Já Enni Perez, 34, veio da terra natal com o filho Jose Perez, 7, e as irmãs Gabriela Marquez, 30, e Samantha, 39. Há um mês na capital amazonense, eles ainda estão no abrigo, mas planejam voos futuros. Samantha chegou primeiro e vendia banana no Parque Dez - hoje, é enfermeira. Anni é diarista, e Gabriela trabalha em um lanche.

“Neste Natal estamos gratos por estar aqui. Mas por outro lado tristes porque tenho um filho de 17 anos na Venezuela. Ele estava concluindo o ensino Médio, por isso não pode vir comigo. É como se isso me arrancasse um pedaço do coração”, disse Enni, chorosa.

Igualmente emotiva é Gabriela. “O dia 24 será difícil pois vai trazer a lembrança da minha mãe e de dois filhos”, explica a venezuelana, enxugando as lágrimas que caem na mesa e sobre uma Bíblia.

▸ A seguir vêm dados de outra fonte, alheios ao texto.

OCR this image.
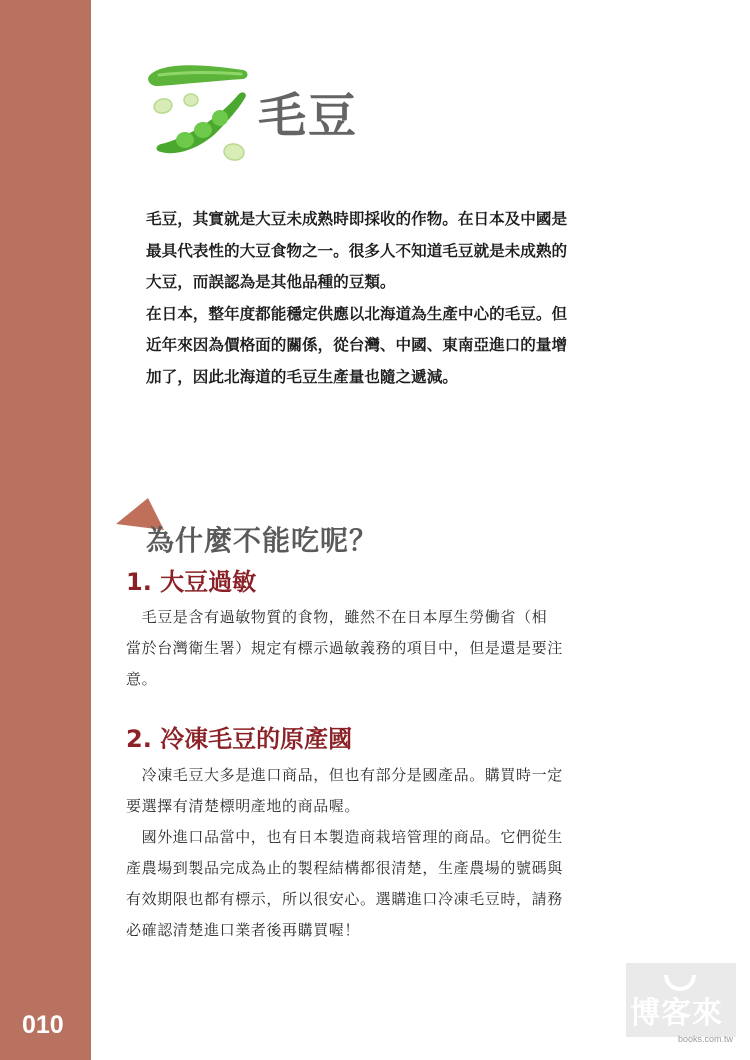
010
毛豆

毛豆，其實就是大豆未成熟時即採收的作物。在日本及中國是

最具代表性的大豆食物之一。很多人不知道毛豆就是未成熟的

大豆，而誤認為是其他品種的豆類。

在日本，整年度都能穩定供應以北海道為生產中心的毛豆。但

近年來因為價格面的關係，從台灣、中國、東南亞進口的量增

加了，因此北海道的毛豆生產量也隨之遞減。

為什麼不能吃呢？
1. 大豆過敏

　毛豆是含有過敏物質的食物，雖然不在日本厚生勞働省（相

當於台灣衛生署）規定有標示過敏義務的項目中，但是還是要注

意。

2. 冷凍毛豆的原產國

　冷凍毛豆大多是進口商品，但也有部分是國產品。購買時一定

要選擇有清楚標明產地的商品喔。

　國外進口品當中，也有日本製造商栽培管理的商品。它們從生

產農場到製品完成為止的製程結構都很清楚，生產農場的號碼與

有效期限也都有標示，所以很安心。選購進口冷凍毛豆時，請務

必確認清楚進口業者後再購買喔！

博客來
books.com.tw
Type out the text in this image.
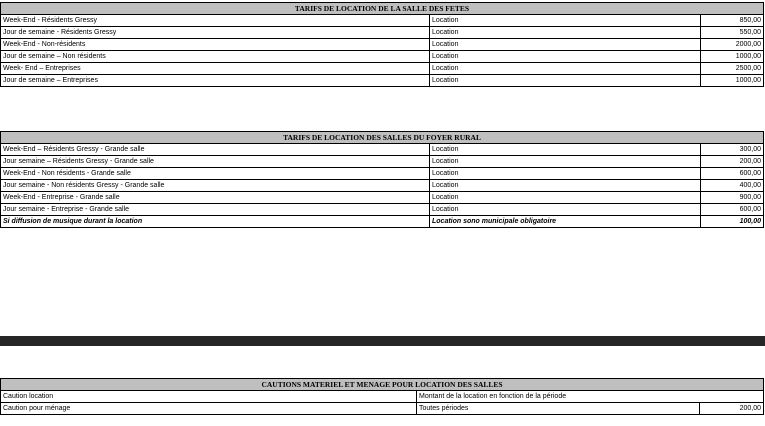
TARIFS DE LOCATION DE LA SALLE DES FETES		
Week-End - Résidents Gressy	Location	850,00
Jour de semaine - Résidents Gressy	Location	550,00
Week-End - Non-résidents	Location	2000,00
Jour de semaine – Non résidents	Location	1000,00
Week- End – Entreprises	Location	2500,00
Jour de semaine – Entreprises	Location	1000,00
TARIFS DE LOCATION DES SALLES DU FOYER RURAL		
Week-End – Résidents Gressy - Grande salle	Location	300,00
Jour semaine – Résidents Gressy - Grande salle	Location	200,00
Week-End - Non résidents - Grande salle	Location	600,00
Jour semaine - Non résidents Gressy - Grande salle	Location	400,00
Week-End - Entreprise - Grande salle	Location	900,00
Jour semaine - Entreprise - Grande salle	Location	600,00
Si diffusion de musique durant la location	Location sono municipale obligatoire	100,00
CAUTIONS MATERIEL ET MENAGE POUR LOCATION DES SALLES		
Caution location	Montant de la location en fonction de la période	
Caution pour ménage	Toutes périodes	200,00
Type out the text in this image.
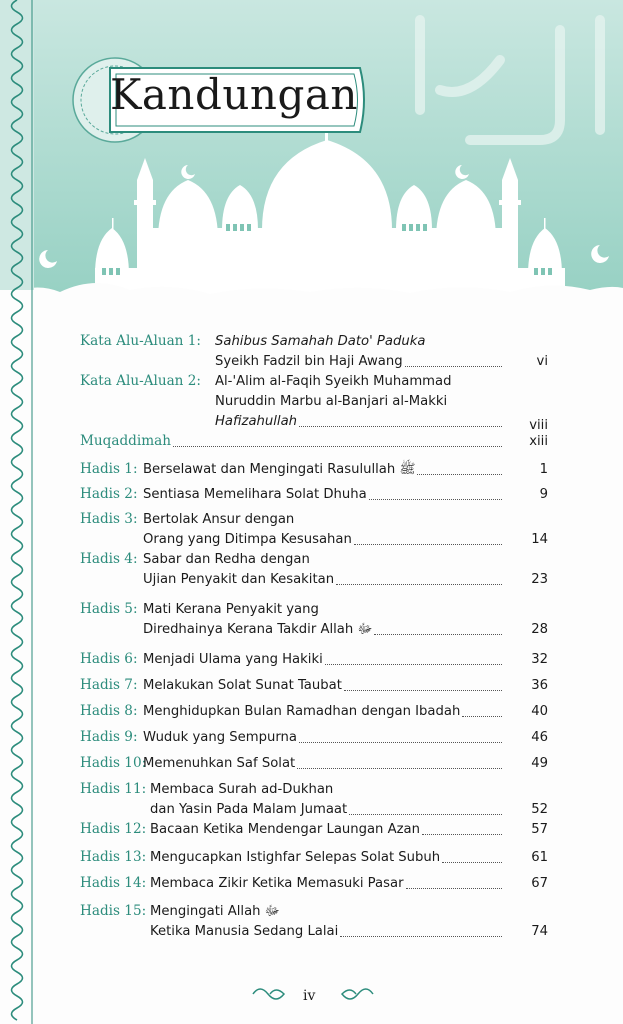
Kandungan
Kata Alu-Aluan 1: Sahibus Samahah Dato' Paduka
Syeikh Fadzil bin Haji Awang	vi
Kata Alu-Aluan 2: Al-'Alim al-Faqih Syeikh Muhammad
Nuruddin Marbu al-Banjari al-Makki
Hafizahullah	viii
Muqaddimah	xiii
Hadis 1: Berselawat dan Mengingati Rasulullah ﷺ	1
Hadis 2: Sentiasa Memelihara Solat Dhuha	9
Hadis 3: Bertolak Ansur dengan
Orang yang Ditimpa Kesusahan	14
Hadis 4: Sabar dan Redha dengan
Ujian Penyakit dan Kesakitan	23
Hadis 5: Mati Kerana Penyakit yang
Diredhainya Kerana Takdir Allah ﷻ	28
Hadis 6: Menjadi Ulama yang Hakiki	32
Hadis 7: Melakukan Solat Sunat Taubat	36
Hadis 8: Menghidupkan Bulan Ramadhan dengan Ibadah	40
Hadis 9: Wuduk yang Sempurna	46
Hadis 10:
Memenuhkan Saf Solat	49
Hadis 11: Membaca Surah ad-Dukhan
dan Yasin Pada Malam Jumaat	52
Hadis 12: Bacaan Ketika Mendengar Laungan Azan	57
Hadis 13: Mengucapkan Istighfar Selepas Solat Subuh	61
Hadis 14: Membaca Zikir Ketika Memasuki Pasar	67
Hadis 15: Mengingati Allah ﷻ
Ketika Manusia Sedang Lalai	74
iv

Mãe morreu antes de vir a Manaus

Alguns relatos obtidos por A Crítica são chocantes, como o de Wilner Jose Toro Rodriguez, que veio para Boa Vista e, em seguida,  Manaus, com a esperança de dias melhores, encontrar um emprego e, num segundo momento, trazer a mãe, que estava doente. Ele ainda está desempregado e foi ajudado pela direção do Abrigo Oásis, que lhe instalou no local, mas convive com a dor da perda da própria mãe, Elner Rodriguez Deivalle, que faleceu há alguns meses. “Não conseguíamos comprar medicamentos para ela lá na Venezuela. O planejamento era trazê-la para Manaus, mas infelizmente não deu. Neste Natal a saudade vai ser dela”, disse Wilner, segurando uma Bíblia.